The mail lady was brusque with everybody, but then ended each transaction with a sweet and apparently sincere thank-you ver y much. She said it as she handed the woman in front of me her book of stamps and then it was my turn.
"I’d like to send this media mail, please," I said, laying the package on the counter.
"Is it a book?" she asked, turning it in her hands before dropping it on the scale.
"Yes," I said, "It is a book," and it was, a book given to me by a woman when we were both much younger, a romantic book with an even more romantic inscription on the title page, one that I’d kept close to me and read many times since, but which seemed like a kind of lie to me now. Fine she could have it back, a wedding present, congratulations. I’d crossed out the words she’d written and added only one of my own – Good-bye.

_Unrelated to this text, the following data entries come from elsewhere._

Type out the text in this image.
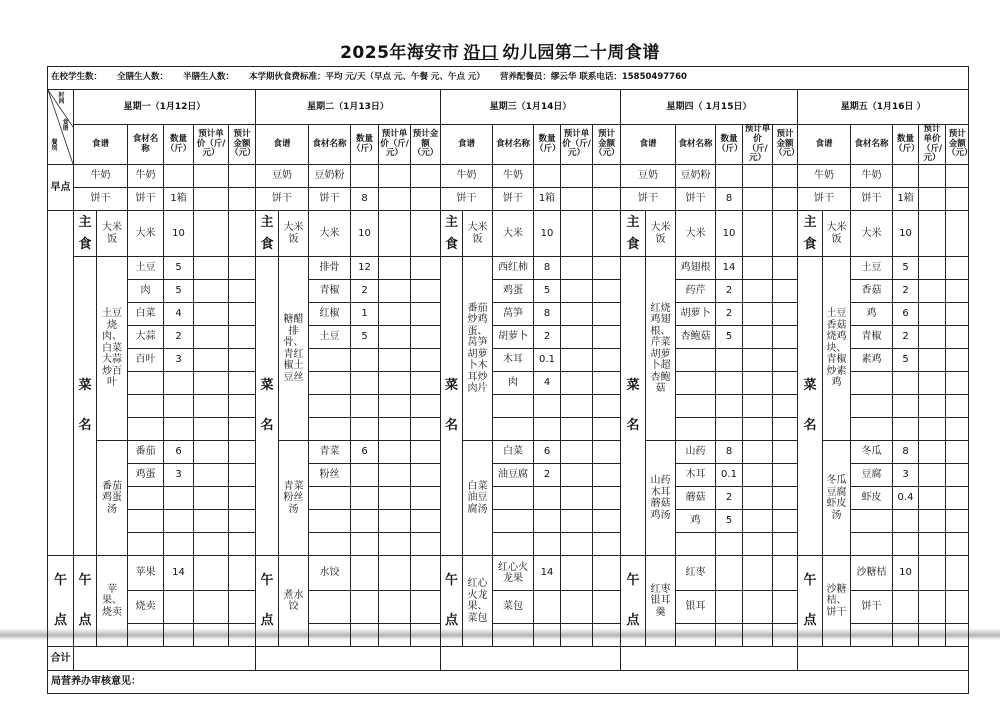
2025年海安市 沿口 幼儿园第二十周食谱
在校学生数： 全膳生人数： 半膳生人数： 本学期伙食费标准：平均 元/天（早点 元、午餐 元、午点 元） 营养配餐员：缪云华 联系电话：15850497760																														

时间
食谱
餐别	星期一（1月12日）						星期二（1月13日）						星期三（1月14日）						星期四（ 1月15日）						星期五（1月16日 ）					
	食谱		食材名称	数量（斤）	预计单价（斤/元）	预计金额（元）	食谱		食材名称	数量（斤）	预计单价（斤/元）	预计金额（元）	食谱		食材名称	数量（斤）	预计单价（斤/元）	预计金额（元）	食谱		食材名称	数量（斤）	预计单价（斤/元）	预计金额（元）	食谱		食材名称	数量（斤）	预计单价（斤/元）	预计金额（元）
早点	牛奶		牛奶				豆奶		豆奶粉				牛奶		牛奶				豆奶		豆奶粉				牛奶		牛奶			
	饼干		饼干	1箱			饼干		饼干	8			饼干		饼干	1箱			饼干		饼干	8			饼干		饼干	1箱		
	主食	大米饭	大米	10			主食	大米饭	大米	10			主食	大米饭	大米	10			主食	大米饭	大米	10			主食	大米饭	大米	10		
	菜名	土豆烧肉、白菜大蒜炒百叶	土豆	5			菜名	糖醋排骨、青红椒土豆丝	排骨	12			菜名	番茄炒鸡蛋、莴笋胡萝卜木耳炒肉片	西红柿	8			菜名	红烧鸡翅根、芹菜胡萝卜超杏鲍菇	鸡翅根	14			菜名	土豆香菇烧鸡块、青椒炒素鸡	土豆	5		
			肉	5					青椒	2					鸡蛋	5					药芹	2					香菇	2		
			白菜	4					红椒	1					莴笋	8					胡萝卜	2					鸡	6		
			大蒜	2					土豆	5					胡萝卜	2					杏鲍菇	5					青椒	2		
			百叶	3											木耳	0.1											素鸡	5		
															肉	4														

		番茄鸡蛋汤	番茄	6				青菜粉丝汤	青菜	6				白菜油豆腐汤	白菜	6				山药木耳蘑菇鸡汤	山药	8				冬瓜豆腐虾皮汤	冬瓜	8		
			鸡蛋	3					粉丝						油豆腐	2					木耳	0.1					豆腐	3		
																					蘑菇	2					虾皮	0.4		
																					鸡	5								

午点	午点	苹果、烧卖	苹果	14			午点	煮水饺	水饺				午点	红心火龙果、菜包	红心火龙果	14			午点	红枣银耳羹	红枣				午点	沙糖桔、饼干	沙糖桔	10		
			烧卖												菜包						银耳						饼干			

合计																														
局营养办审核意见：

I mailed it to her firm, not wanting her to know I still kept track of where she lived. There was the name of a character from the book on the return with 600 Stadium Circle as the address. The city is full of trivia experts eager to display their knowledge, but I was sure that even if this clerk recognized the address of the old, now demolished stadium she wouldn’t care. I paid her, refused a receipt, got my Thank-you very much, and started back downhill.
There are several viewing platforms at the edge of the cliff, stretching almost all the way down to the Point. I’d already put some thought into it, but decided that it wouldn’t hurt to check them all out again. As I said, I was in no hurry, and it was important, after all, to pick the right place.